I thought of a change to gradient accumulation, which I call Adam accumulation: ...

koningrobot · on Jan 30, 2021

We don't compute per-example gradients, so in your second code snippet there would not be a loop across examples. We compute the batch-averaged gradient in the same time it would take to compute a single example's gradient, so it's much more efficient than your proposal, which is equivalent to using a batch size of 1.

sillysaurusx · on Jan 31, 2021

Performance is rarely the issue, at least for us. The problem is, when the algorithms don’t work, then what?

A batch size of 1 != an average of larger batch sizes.
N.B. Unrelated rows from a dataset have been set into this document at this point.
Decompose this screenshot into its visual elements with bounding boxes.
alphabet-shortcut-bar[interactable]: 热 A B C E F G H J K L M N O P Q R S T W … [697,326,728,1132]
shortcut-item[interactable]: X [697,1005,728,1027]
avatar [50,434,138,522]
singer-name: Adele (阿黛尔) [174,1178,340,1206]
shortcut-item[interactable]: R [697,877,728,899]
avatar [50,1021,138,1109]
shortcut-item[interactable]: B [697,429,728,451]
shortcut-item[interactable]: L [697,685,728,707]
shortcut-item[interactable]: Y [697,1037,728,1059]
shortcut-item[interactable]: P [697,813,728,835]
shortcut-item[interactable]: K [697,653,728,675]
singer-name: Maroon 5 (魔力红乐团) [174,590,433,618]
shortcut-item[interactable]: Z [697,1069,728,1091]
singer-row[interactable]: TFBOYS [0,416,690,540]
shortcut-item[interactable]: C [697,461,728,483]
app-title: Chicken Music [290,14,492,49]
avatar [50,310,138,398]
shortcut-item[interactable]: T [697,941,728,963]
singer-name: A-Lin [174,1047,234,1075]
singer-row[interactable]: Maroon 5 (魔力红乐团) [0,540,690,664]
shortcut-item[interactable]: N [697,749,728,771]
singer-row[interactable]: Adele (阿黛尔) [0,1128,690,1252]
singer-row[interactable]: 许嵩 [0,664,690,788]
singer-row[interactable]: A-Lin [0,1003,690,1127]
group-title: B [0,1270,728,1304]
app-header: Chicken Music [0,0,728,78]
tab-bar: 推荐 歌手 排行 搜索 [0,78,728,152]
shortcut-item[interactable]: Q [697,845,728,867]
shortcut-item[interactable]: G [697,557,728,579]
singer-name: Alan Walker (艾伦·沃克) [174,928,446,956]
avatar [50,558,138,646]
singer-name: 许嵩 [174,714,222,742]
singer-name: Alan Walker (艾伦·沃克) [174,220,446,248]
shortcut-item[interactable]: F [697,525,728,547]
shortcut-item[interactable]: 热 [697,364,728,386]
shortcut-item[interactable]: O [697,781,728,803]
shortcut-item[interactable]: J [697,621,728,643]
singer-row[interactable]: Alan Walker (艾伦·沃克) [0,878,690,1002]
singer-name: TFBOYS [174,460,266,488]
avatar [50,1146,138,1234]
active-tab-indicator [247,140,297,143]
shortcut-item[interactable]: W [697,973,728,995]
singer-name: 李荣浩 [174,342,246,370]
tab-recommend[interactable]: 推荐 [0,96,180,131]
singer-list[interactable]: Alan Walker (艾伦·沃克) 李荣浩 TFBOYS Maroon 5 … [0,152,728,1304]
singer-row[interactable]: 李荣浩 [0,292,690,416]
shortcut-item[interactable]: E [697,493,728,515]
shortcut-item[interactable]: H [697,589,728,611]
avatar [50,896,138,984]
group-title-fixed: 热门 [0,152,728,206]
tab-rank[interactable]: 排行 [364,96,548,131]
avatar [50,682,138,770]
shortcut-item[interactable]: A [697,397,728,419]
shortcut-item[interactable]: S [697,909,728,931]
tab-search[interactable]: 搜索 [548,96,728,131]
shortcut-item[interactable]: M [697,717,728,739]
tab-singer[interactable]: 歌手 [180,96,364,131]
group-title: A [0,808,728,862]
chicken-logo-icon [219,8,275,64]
It’s why the BigGAN paper reports “bigger batches = better FID.”

This proposal gives the advantage of a small batch size (and there are advantages) without sacrificing the option of large batches.

koningrobot · on Jan 31, 2021

You're right what you propose is not quite equivalent to batch size 1, as you don't update the parameters until processing the entire batch.

Still, having to process the examples in a batch sequentially seems like a very costly concession to make. Traditionally the reason to use batches has been because GPU-style parallelism makes them cheap. If you take away that reason by making the computation sequential, large batches become much harder to justify. Moreover it's not clear what you gain by making the computation sequential in this way -- do you think Adam actually has trouble keeping up with mean/variance of gradients so it needs more frequent updates? I would be surprised if so.

Eridrus · on Jan 31, 2021

This seems a bit weird to me. You're accumulating statistics in an order dependent way without updating the parameters. You're also doing k updates of the statistics with noisier estimates of the gradient. I'm not really a stats guy, but this doesn't seem like it would provide better estimates of the adam statistics like you suggest. I'm sure this would have some impact, but it doesn't seem like it would be better than tuning the beta hyperparameters to incorporate gradient changes more quickly. But you probably just want to try it if you believe in it, not try to get traction with it in thw HN comments.

mpfundstein · on Jan 30, 2021

maybe you should show with some well designed experiments that your idea improves upon the current practice?